As Politico explained, the departure of Hunter leaves the panel again unable to enforce rules or take action:

Without four commissioners, the FEC, which is supposed to have six commissioners, is functionally unable to address complaints alleging campaign finance law violations. That meant that at the end of March, there were more than 300 pending cases that hadn’t been addressed, including about three dozen that alleged foreign interference.

News of Hunter's resignation was met with frustration and disappointment by elections advocates who decried the lack of urgency in ensuring the board operates as the 2020 contest heats up.

"It is deeply disheartening and concerning that the FEC will again be missing in action," Meredith McGehee, Issue One executive director, told The Fulcrum. "The American people need a watchdog devoted to enforcing the anti-corruption laws on the books and ensuring transparency of the billions of dollars being spent to influence their votes."

CLC's Potter agreed. 

"Americans understand that the campaign finance system correlates directly to their families' quality of life," said Potter. "The corruption of our democracy by unprecedented amounts of money in our elections from wealthy special interests diminishes the voices of average citizens."

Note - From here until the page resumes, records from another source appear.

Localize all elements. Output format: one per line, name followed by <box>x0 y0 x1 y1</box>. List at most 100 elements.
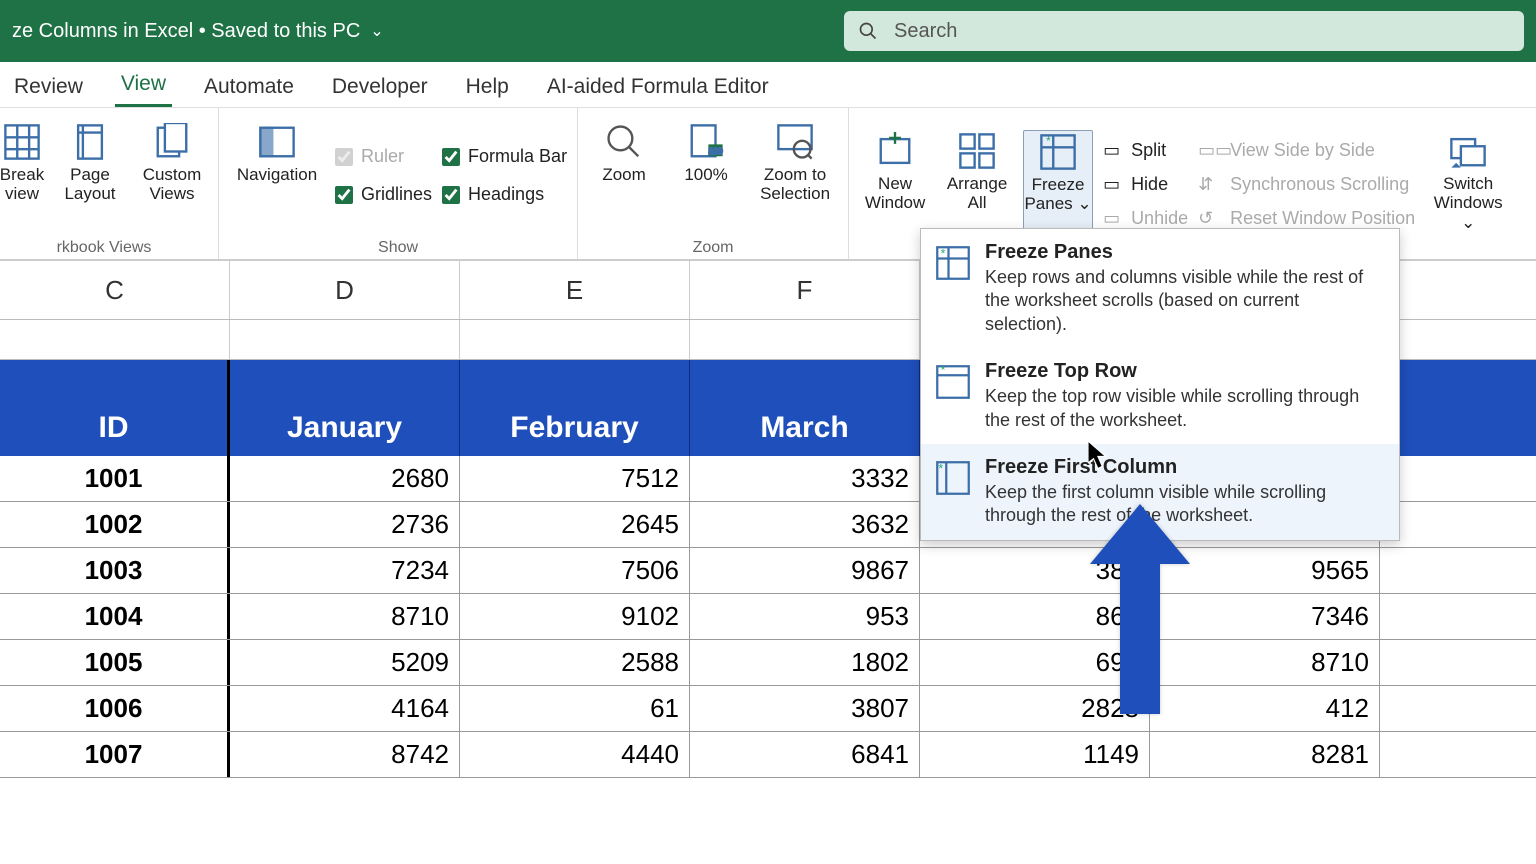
arrange-all-button[interactable]: Arrange All <box>941 130 1013 240</box>
search-input[interactable] <box>894 20 1510 43</box>
col-header-c[interactable]: C <box>0 261 230 319</box>
cell[interactable]: 6841 <box>690 732 920 777</box>
cell[interactable]: 7506 <box>460 548 690 593</box>
new-window-label: New Window <box>859 174 931 213</box>
cell-id[interactable]: 1002 <box>0 502 230 547</box>
zoom-100-button[interactable]: 100 100% <box>670 121 742 231</box>
cell[interactable]: 1802 <box>690 640 920 685</box>
switch-windows-button[interactable]: Switch Windows ⌄ <box>1425 130 1511 240</box>
table-row: 100641646138072828412 <box>0 686 1536 732</box>
cell[interactable]: 61 <box>460 686 690 731</box>
cell[interactable]: 9102 <box>460 594 690 639</box>
chevron-down-icon: ⌄ <box>1461 213 1475 232</box>
table-row: 1004871091029538687346 <box>0 594 1536 640</box>
svg-text:*: * <box>941 246 946 260</box>
break-view-label: Break view <box>0 165 44 204</box>
navigation-button[interactable]: Navigation <box>229 121 325 231</box>
title-dropdown-icon[interactable]: ⌄ <box>370 21 383 41</box>
freeze-top-row-desc: Keep the top row visible while scrolling… <box>985 385 1385 432</box>
header-january[interactable]: January <box>230 400 460 456</box>
tab-developer[interactable]: Developer <box>326 69 434 107</box>
cell[interactable]: 1149 <box>920 732 1150 777</box>
page-break-preview-button[interactable]: Break view <box>0 121 44 231</box>
custom-views-label: Custom Views <box>136 165 208 204</box>
cell[interactable]: 4440 <box>460 732 690 777</box>
hundred-icon: 100 <box>687 123 725 161</box>
svg-text:*: * <box>941 364 946 377</box>
hide-button[interactable]: ▭Hide <box>1103 170 1188 200</box>
cell[interactable]: 3632 <box>690 502 920 547</box>
zoom-selection-button[interactable]: Zoom to Selection <box>752 121 838 231</box>
navigation-icon <box>258 123 296 161</box>
freeze-first-column-icon: * <box>935 460 971 496</box>
cell-id[interactable]: 1003 <box>0 548 230 593</box>
custom-views-button[interactable]: Custom Views <box>136 121 208 231</box>
cell-id[interactable]: 1004 <box>0 594 230 639</box>
freeze-panes-title: Freeze Panes <box>985 241 1385 264</box>
sync-scroll-icon: ⇵ <box>1198 174 1222 195</box>
col-header-d[interactable]: D <box>230 261 460 319</box>
split-icon: ▭ <box>1103 140 1123 161</box>
cell[interactable]: 8281 <box>1150 732 1380 777</box>
split-button[interactable]: ▭Split <box>1103 136 1188 166</box>
new-window-button[interactable]: New Window <box>859 130 931 240</box>
zoom-selection-icon <box>776 123 814 161</box>
freeze-top-row-option[interactable]: * Freeze Top RowKeep the top row visible… <box>921 348 1399 444</box>
cell[interactable]: 5209 <box>230 640 460 685</box>
zoom-group-label: Zoom <box>588 237 838 257</box>
cell[interactable]: 2736 <box>230 502 460 547</box>
col-header-e[interactable]: E <box>460 261 690 319</box>
cell[interactable]: 2588 <box>460 640 690 685</box>
cell-id[interactable]: 1005 <box>0 640 230 685</box>
cell[interactable]: 9867 <box>690 548 920 593</box>
formula-bar-checkbox[interactable]: Formula Bar <box>442 142 567 172</box>
title-bar: ze Columns in Excel • Saved to this PC ⌄ <box>0 0 1536 62</box>
freeze-first-column-title: Freeze First Column <box>985 456 1385 479</box>
zoom-button[interactable]: Zoom <box>588 121 660 231</box>
freeze-panes-desc: Keep rows and columns visible while the … <box>985 266 1385 336</box>
svg-text:100: 100 <box>709 145 723 155</box>
cell[interactable]: 3807 <box>690 686 920 731</box>
search-box[interactable] <box>844 11 1524 51</box>
zoom-label: Zoom <box>602 165 645 185</box>
group-workbook-views: Break view Page Layout Custom Views rkbo… <box>0 108 219 259</box>
tab-view[interactable]: View <box>115 66 172 107</box>
cell[interactable]: 2645 <box>460 502 690 547</box>
gridlines-checkbox[interactable]: Gridlines <box>335 180 432 210</box>
header-id[interactable]: ID <box>0 400 230 456</box>
cell[interactable]: 7512 <box>460 456 690 501</box>
zoom-selection-label: Zoom to Selection <box>752 165 838 204</box>
cell-id[interactable]: 1006 <box>0 686 230 731</box>
grid-icon <box>3 123 41 161</box>
tab-automate[interactable]: Automate <box>198 69 300 107</box>
col-header-f[interactable]: F <box>690 261 920 319</box>
freeze-panes-icon: * <box>1039 133 1077 171</box>
side-by-side-button: ▭▭View Side by Side <box>1198 136 1415 166</box>
freeze-top-row-icon: * <box>935 364 971 400</box>
tab-review[interactable]: Review <box>8 69 89 107</box>
new-window-icon <box>876 132 914 170</box>
arrow-annotation <box>1090 504 1190 724</box>
headings-checkbox[interactable]: Headings <box>442 180 567 210</box>
cell[interactable]: 7234 <box>230 548 460 593</box>
table-row: 100787424440684111498281 <box>0 732 1536 778</box>
freeze-panes-button[interactable]: * Freeze Panes ⌄ <box>1023 130 1093 240</box>
header-february[interactable]: February <box>460 400 690 456</box>
cell-id[interactable]: 1007 <box>0 732 230 777</box>
table-row: 10055209258818026948710 <box>0 640 1536 686</box>
freeze-panes-option[interactable]: * Freeze PanesKeep rows and columns visi… <box>921 229 1399 348</box>
header-march[interactable]: March <box>690 400 920 456</box>
cell[interactable]: 2680 <box>230 456 460 501</box>
sync-scroll-button: ⇵Synchronous Scrolling <box>1198 170 1415 200</box>
cell[interactable]: 953 <box>690 594 920 639</box>
tab-help[interactable]: Help <box>460 69 515 107</box>
cell-id[interactable]: 1001 <box>0 456 230 501</box>
cell[interactable]: 3332 <box>690 456 920 501</box>
cell[interactable]: 8742 <box>230 732 460 777</box>
cell[interactable]: 8710 <box>230 594 460 639</box>
ruler-check-icon <box>335 148 353 166</box>
switch-windows-label: Switch Windows ⌄ <box>1425 174 1511 233</box>
tab-ai-editor[interactable]: AI-aided Formula Editor <box>541 69 775 107</box>
page-layout-button[interactable]: Page Layout <box>54 121 126 231</box>
cell[interactable]: 4164 <box>230 686 460 731</box>
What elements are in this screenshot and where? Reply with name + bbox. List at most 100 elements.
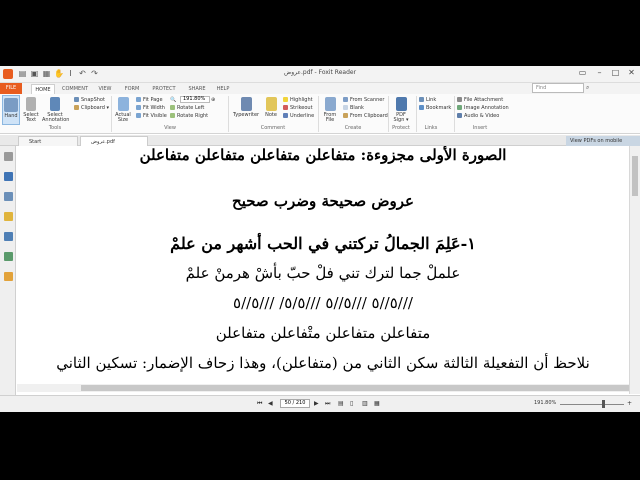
separator — [228, 96, 229, 132]
app-window: ▤ ▣ ▦ ✋ Ι ↶ ↷ عروض.pdf - Foxit Reader ▭ … — [0, 66, 640, 412]
status-bar: ⏮ ◀ 50 / 210 ▶ ⏭ ▤ ▯ ▥ ▦ 191.80% + — [0, 395, 640, 412]
audio-video-label: Audio & Video — [464, 113, 500, 119]
group-links: Links — [424, 125, 438, 131]
tab-file[interactable]: FILE — [0, 83, 22, 94]
group-create: Create — [344, 125, 362, 131]
strikeout-label: Strikeout — [290, 105, 313, 111]
from-scanner-button[interactable]: From Scanner — [343, 97, 384, 103]
actual-size-button[interactable]: Actual Size — [114, 97, 132, 123]
continuous-icon[interactable]: ▥ — [362, 400, 368, 407]
highlight-button[interactable]: Highlight — [283, 97, 313, 103]
clipboard-icon — [74, 105, 79, 110]
ribbon-home: Hand Select Text Select Annotation SnapS… — [0, 94, 640, 134]
last-page-icon[interactable]: ⏭ — [325, 400, 330, 408]
comments-panel-icon[interactable] — [4, 212, 13, 221]
fit-visible-button[interactable]: Fit Visible — [136, 113, 167, 119]
zoom-in-status-icon[interactable]: + — [627, 400, 632, 407]
document-page: الصورة الأولى مجزوءة: متفاعلن متفاعلن مت… — [17, 146, 629, 394]
page-number-input[interactable]: 50 / 210 — [280, 399, 310, 408]
previous-page-icon[interactable]: ◀ — [268, 400, 273, 407]
close-icon[interactable]: ✕ — [624, 66, 639, 80]
panel-toggle-icon[interactable] — [4, 152, 13, 161]
horizontal-scroll-thumb[interactable] — [81, 385, 629, 391]
tab-start[interactable]: Start — [18, 136, 78, 146]
fit-width-label: Fit Width — [143, 105, 165, 111]
pdf-sign-button[interactable]: PDF Sign ▾ — [391, 97, 411, 123]
layers-panel-icon[interactable] — [4, 232, 13, 241]
tab-view[interactable]: VIEW — [96, 84, 114, 94]
link-button[interactable]: Link — [419, 97, 436, 103]
zoom-slider[interactable] — [560, 404, 624, 405]
pdf-sign-icon — [395, 97, 407, 111]
ribbon-toggle-icon[interactable]: ▭ — [575, 66, 590, 80]
tab-share[interactable]: SHARE — [186, 84, 208, 94]
tab-document[interactable]: عروض.pdf — [80, 136, 148, 146]
vertical-scrollbar[interactable] — [629, 146, 640, 394]
hand-icon — [4, 98, 18, 112]
separator — [318, 96, 319, 132]
single-page-icon[interactable]: ▯ — [350, 400, 353, 407]
doc-line-4: علملْ جما لترك تني فلْ حبّ بأشْ هرمنْ عل… — [185, 264, 461, 282]
from-file-label-2: File — [325, 117, 335, 123]
horizontal-scrollbar[interactable] — [17, 384, 629, 392]
strikeout-button[interactable]: Strikeout — [283, 105, 313, 111]
note-button[interactable]: Note — [262, 97, 280, 118]
audio-video-button[interactable]: Audio & Video — [457, 113, 499, 119]
separator — [454, 96, 455, 132]
mobile-promo-banner[interactable]: View PDFs on mobile devices — [566, 136, 640, 154]
doc-line-7: نلاحظ أن التفعيلة الثالثة سكن الثاني من … — [56, 354, 590, 372]
select-text-icon — [26, 97, 36, 111]
doc-line-2: عروض صحيحة وضرب صحيح — [232, 192, 414, 210]
bookmarks-panel-icon[interactable] — [4, 172, 13, 181]
next-page-icon[interactable]: ▶ — [314, 400, 319, 407]
from-clipboard-button[interactable]: From Clipboard — [343, 113, 388, 119]
typewriter-label: Typewriter — [233, 112, 260, 118]
snapshot-button[interactable]: SnapShot — [74, 97, 105, 103]
maximize-icon[interactable]: □ — [608, 66, 623, 80]
tab-form[interactable]: FORM — [122, 84, 142, 94]
from-file-button[interactable]: From File — [321, 97, 339, 123]
tab-protect[interactable]: PROTECT — [149, 84, 179, 94]
underline-label: Underline — [290, 113, 315, 119]
security-panel-icon[interactable] — [4, 272, 13, 281]
file-attachment-button[interactable]: File Attachment — [457, 97, 503, 103]
fit-visible-label: Fit Visible — [143, 113, 167, 119]
blank-label: Blank — [350, 105, 364, 111]
fit-width-button[interactable]: Fit Width — [136, 105, 165, 111]
find-input[interactable]: Find — [532, 83, 584, 93]
select-text-button[interactable]: Select Text — [22, 97, 40, 123]
two-page-icon[interactable]: ▤ — [338, 400, 344, 407]
rotate-right-button[interactable]: Rotate Right — [170, 113, 208, 119]
typewriter-icon — [240, 97, 252, 111]
blank-button[interactable]: Blank — [343, 105, 364, 111]
vertical-scroll-thumb[interactable] — [632, 156, 638, 196]
minimize-icon[interactable]: – — [592, 66, 607, 80]
separator — [416, 96, 417, 132]
zoom-icon[interactable]: 🔍 — [170, 97, 176, 103]
attachments-panel-icon[interactable] — [4, 252, 13, 261]
first-page-icon[interactable]: ⏮ — [257, 400, 262, 408]
file-attachment-label: File Attachment — [464, 97, 504, 103]
image-annotation-button[interactable]: Image Annotation — [457, 105, 509, 111]
tab-comment[interactable]: COMMENT — [60, 84, 90, 94]
tab-home[interactable]: HOME — [31, 84, 55, 94]
from-clipboard-icon — [343, 113, 348, 118]
typewriter-button[interactable]: Typewriter — [233, 97, 259, 118]
bookmark-button[interactable]: Bookmark — [419, 105, 451, 111]
tab-help[interactable]: HELP — [214, 84, 232, 94]
search-icon[interactable]: ⌕ — [586, 84, 589, 92]
doc-line-5: ///٥//٥ ///٥//٥ ///٥/٥/ ///٥//٥ — [233, 294, 413, 312]
hand-button[interactable]: Hand — [2, 95, 20, 125]
pages-panel-icon[interactable] — [4, 192, 13, 201]
zoom-slider-knob[interactable] — [602, 400, 605, 408]
image-icon — [457, 105, 462, 110]
rotate-left-button[interactable]: Rotate Left — [170, 105, 204, 111]
underline-button[interactable]: Underline — [283, 113, 314, 119]
select-text-label-2: Text — [25, 117, 37, 123]
zoom-input[interactable]: 191.80% — [180, 96, 210, 103]
select-annotation-button[interactable]: Select Annotation — [42, 97, 69, 123]
facing-icon[interactable]: ▦ — [374, 400, 380, 407]
fit-page-button[interactable]: Fit Page — [136, 97, 163, 103]
zoom-in-icon[interactable]: ⊕ — [211, 97, 215, 103]
clipboard-button[interactable]: Clipboard ▾ — [74, 105, 109, 111]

"A strong and functional FEC is vital to protecting our democracy, fighting corruption, and holding politicians accountable for the campaign money they receive," he added.

The White House annnounced in response to Hunter's departure that President Donald Trump will appoint Allen Dickerson, legal director at the Institute for Free Speech, a right-wing think tank devoted to removing barriers to unlimited campaign spending by outside groups and dark money organizations.